Abstract

Troponin is the first choice in the diagnosis of acute myocardial infarction. Correct interpretation is challenging, because high sensitive troponin tests used today detect even the smallest cardiac damage. High sensitive troponin T (Roche) and troponin I (Mitsubishi Pathfast) and creatine-kinase activity were measured in 20 patients, each having two samples with the time lapse 3-9 hours. In the group without acute myocardial infarction (n = 10) no significant increase in creatine-kinase and creatine-kinase-MB levels were seen, and the mild raise of troponins was due to other cardiovascular problems (atrial fibrillation, paroxysmal supraventricular tachycardia). With acute myocardial infarction (n = 10) a dramatic increase of troponin levels was found in the second samples, and also an increase of creatine-kinase and creatine-kinase-MB activity.
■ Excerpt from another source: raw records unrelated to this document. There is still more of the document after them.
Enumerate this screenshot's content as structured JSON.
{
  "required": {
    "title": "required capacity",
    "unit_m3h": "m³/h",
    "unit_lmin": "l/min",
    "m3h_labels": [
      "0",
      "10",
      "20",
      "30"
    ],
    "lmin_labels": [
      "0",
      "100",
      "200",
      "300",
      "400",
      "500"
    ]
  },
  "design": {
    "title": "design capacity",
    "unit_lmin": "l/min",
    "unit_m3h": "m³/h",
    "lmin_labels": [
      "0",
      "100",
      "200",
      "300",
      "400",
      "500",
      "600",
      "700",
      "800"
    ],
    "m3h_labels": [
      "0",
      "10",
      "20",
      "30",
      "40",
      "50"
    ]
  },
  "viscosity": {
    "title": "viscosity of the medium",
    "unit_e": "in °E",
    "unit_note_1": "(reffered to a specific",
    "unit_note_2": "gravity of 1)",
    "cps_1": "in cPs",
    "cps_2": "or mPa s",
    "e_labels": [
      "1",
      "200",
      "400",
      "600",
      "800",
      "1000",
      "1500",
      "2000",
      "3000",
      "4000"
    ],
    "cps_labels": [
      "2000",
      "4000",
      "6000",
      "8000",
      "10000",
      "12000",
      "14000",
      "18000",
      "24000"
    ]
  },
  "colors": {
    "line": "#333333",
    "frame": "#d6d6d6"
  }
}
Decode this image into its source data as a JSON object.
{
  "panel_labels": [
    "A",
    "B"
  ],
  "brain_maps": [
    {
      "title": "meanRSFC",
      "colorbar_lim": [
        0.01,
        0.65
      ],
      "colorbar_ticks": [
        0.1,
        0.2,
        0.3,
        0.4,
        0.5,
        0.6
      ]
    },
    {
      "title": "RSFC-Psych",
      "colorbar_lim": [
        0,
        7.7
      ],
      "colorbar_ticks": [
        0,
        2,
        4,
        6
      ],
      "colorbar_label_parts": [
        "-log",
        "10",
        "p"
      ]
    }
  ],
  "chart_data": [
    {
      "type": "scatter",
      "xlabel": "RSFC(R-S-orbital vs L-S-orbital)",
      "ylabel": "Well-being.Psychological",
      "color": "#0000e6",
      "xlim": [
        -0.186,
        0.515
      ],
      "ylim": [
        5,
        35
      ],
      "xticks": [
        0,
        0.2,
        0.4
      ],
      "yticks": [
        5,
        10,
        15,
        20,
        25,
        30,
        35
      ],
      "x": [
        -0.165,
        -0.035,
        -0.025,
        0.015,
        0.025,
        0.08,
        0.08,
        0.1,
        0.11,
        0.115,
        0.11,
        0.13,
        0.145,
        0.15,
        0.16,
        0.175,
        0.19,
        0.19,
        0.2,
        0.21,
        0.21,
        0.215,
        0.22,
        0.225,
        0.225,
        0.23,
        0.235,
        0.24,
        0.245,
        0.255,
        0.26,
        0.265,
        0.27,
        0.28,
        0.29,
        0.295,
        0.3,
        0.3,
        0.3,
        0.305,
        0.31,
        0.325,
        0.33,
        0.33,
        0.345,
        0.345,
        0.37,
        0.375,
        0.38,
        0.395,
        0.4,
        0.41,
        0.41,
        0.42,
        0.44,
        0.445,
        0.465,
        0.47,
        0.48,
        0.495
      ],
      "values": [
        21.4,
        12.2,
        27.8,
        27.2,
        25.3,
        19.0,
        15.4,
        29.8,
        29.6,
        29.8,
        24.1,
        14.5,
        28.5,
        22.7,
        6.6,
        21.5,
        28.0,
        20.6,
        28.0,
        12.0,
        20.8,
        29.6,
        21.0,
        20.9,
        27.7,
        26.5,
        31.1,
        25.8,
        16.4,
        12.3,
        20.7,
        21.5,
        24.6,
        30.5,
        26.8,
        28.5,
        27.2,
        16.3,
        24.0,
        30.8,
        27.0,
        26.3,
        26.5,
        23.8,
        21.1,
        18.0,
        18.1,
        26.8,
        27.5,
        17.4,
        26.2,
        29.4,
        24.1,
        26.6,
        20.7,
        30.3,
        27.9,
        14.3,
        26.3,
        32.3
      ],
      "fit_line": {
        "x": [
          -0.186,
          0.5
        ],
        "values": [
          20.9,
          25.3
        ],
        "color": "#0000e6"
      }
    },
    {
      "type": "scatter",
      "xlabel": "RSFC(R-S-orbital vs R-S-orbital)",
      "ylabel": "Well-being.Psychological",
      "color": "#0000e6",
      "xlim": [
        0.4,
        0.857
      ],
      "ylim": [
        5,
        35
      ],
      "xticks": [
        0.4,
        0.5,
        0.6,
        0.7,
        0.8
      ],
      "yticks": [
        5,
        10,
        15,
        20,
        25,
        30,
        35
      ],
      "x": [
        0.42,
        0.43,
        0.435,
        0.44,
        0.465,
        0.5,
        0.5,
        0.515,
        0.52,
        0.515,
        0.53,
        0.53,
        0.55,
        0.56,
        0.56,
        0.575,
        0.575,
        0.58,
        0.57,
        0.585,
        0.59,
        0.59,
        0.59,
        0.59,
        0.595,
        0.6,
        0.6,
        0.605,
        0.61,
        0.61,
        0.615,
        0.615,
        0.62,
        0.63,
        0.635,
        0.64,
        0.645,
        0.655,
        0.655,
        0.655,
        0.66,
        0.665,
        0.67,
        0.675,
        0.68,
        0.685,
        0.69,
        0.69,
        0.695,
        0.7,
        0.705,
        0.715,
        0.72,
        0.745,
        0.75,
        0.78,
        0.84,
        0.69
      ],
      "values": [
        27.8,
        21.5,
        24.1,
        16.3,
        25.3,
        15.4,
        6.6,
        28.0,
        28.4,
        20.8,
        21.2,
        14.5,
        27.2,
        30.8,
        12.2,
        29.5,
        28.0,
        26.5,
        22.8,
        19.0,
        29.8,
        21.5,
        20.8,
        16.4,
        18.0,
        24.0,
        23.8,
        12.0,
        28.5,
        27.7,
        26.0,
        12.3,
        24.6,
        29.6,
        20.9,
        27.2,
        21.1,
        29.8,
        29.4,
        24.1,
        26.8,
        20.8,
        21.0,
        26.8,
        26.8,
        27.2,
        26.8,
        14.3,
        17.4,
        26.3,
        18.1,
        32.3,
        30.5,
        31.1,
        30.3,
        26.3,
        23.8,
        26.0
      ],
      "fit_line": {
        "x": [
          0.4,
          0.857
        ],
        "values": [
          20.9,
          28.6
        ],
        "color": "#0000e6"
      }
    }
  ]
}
According to Fischer-probe a twofold or higher increase of troponin implies 19-times higher risk of acute myocardial infarction in the case of troponin T and 8-times odds ratio at troponin I. The patient's accompanying diseases should always be considered. If the troponin level is elevated, the measurement should be repeated within 3-6 hours. When troponin shows at least a twofold increase and the patient has chest pain or positive ECG, AMI is likely, and the patient needs special medical care. Although the first troponin level might be elevated if accompanying diseases cause chronic cardiac damage, it can be differentiated by a second troponin measurement.